October 13, 2009

“To be always beginning”

When I went to see Todd Bura’s show “Misfits” at Triple Base Gallery back in 2008 I was in the middle of writing a poem titled “Dream.” It was almost done, but there was a central line that I knew would eventually be crossed out in favor of something stronger, a proclamation. When I left the show I was impressed by the extreme stillness it brought about in me. I was trying to figure out how work so pared down could be so overwhelming. I had heard that Bura insisted that the gallery’s office door be kept closed, believing this was extremely important to the presentation of the paintings and the sculpture. I went ahead and closed it (to the annoyance of the gallery worker), and all the pieces linked up. I said, “His sensitivity creates technique,” and I knew then it was the line to bolster and finally finish the poem.

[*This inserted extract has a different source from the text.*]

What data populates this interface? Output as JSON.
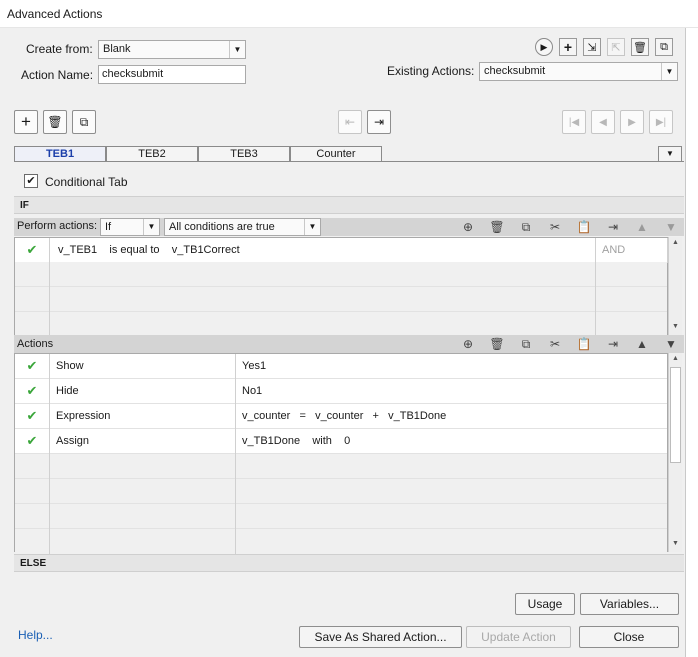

The sentiment of that line is certainly in keeping with the title of Bura’s new show at Triple Base,
“Painting Spiritual Painting”. For the most part there is more activity and color in this show. The poster has a quote by Rilke which reads: Always at the commencement of work that first innocence must be achieved. You must return to that unsophisticated spot. When the angel discovered when he brought you the first blinding message…if the angel deigns to come it will be because you have convinced him, not with fears but with your humble resolve to be always beginning, to be a beginner!

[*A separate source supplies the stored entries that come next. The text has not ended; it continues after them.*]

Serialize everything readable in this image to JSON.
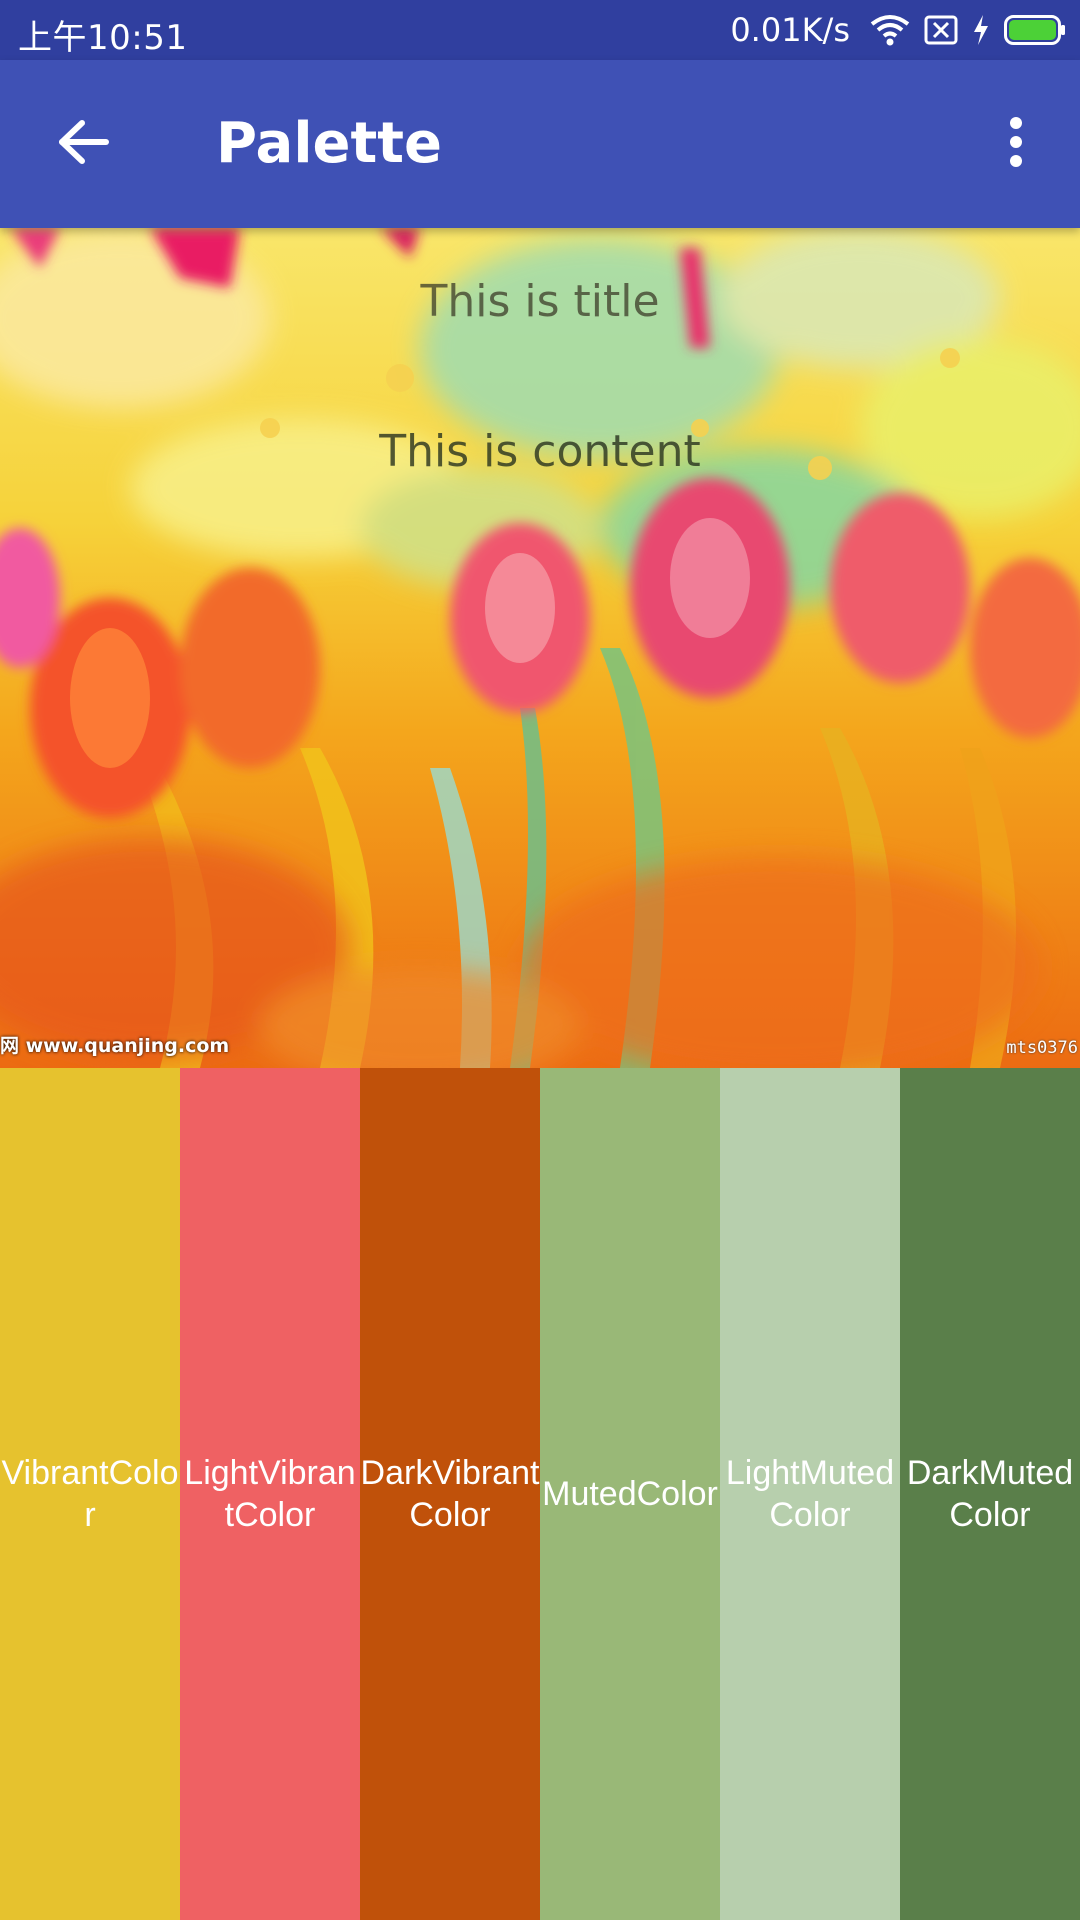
{
  "status_bar": {
    "time": "上午10:51",
    "network_speed": "0.01K/s",
    "icons": [
      "wifi-icon",
      "no-sim-icon",
      "charging-icon",
      "battery-icon"
    ],
    "battery_color": "#4cd137"
  },
  "app_bar": {
    "title": "Palette",
    "back_icon": "arrow-left-icon",
    "menu_icon": "more-vert-icon",
    "background": "#3f51b5"
  },
  "hero": {
    "title": "This is title",
    "content": "This is content",
    "watermark_left": "网 www.quanjing.com",
    "watermark_right": "mts0376"
  },
  "swatches": [
    {
      "label": "VibrantColor",
      "color": "#e6c22e"
    },
    {
      "label": "LightVibrantColor",
      "color": "#ef6163"
    },
    {
      "label": "DarkVibrantColor",
      "color": "#c0510a"
    },
    {
      "label": "MutedColor",
      "color": "#99b877"
    },
    {
      "label": "LightMutedColor",
      "color": "#b7cfad"
    },
    {
      "label": "DarkMutedColor",
      "color": "#5a7f4a"
    }
  ]
}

The more minimal pieces are still the most effective for me, especially when they are not hung at eye level. There was one left propped up in the right front window, and another hiding at the side above the door to the office. The more casually the pieces are presented, the more the geometry catches me off guard — they look cleanest from an off angle. There are a few colors employed that I find a bit too bright. I kept thinking “Caribbean” or a type of nail polish that turns unflattering by the time it dries. But when I stepped away and across the room, it seemed less of an issue, and even less so when I studied the photos after getting home. The brighter paintings stick out as of a different mind set, not as a natural progression, the first or last to be painted. Another new element is the look of fingernails or wire scraping into the paint. The paintings in “Misfits” deflected your gaze and used the light pouring in from the storefront windows to great advantage. The slight lines forced into the surface of the new paintings allow entry and can form a track for you to follow.

You are also given levitating square surfaces on which the eyes can rest. You have a choice on how far back you wish to move. With work so inherently subtle, every component is essential, even the heads of three nails across the top of the painting. I took a look at the list on my way out and was surprised to see each piece was titled Your Painting.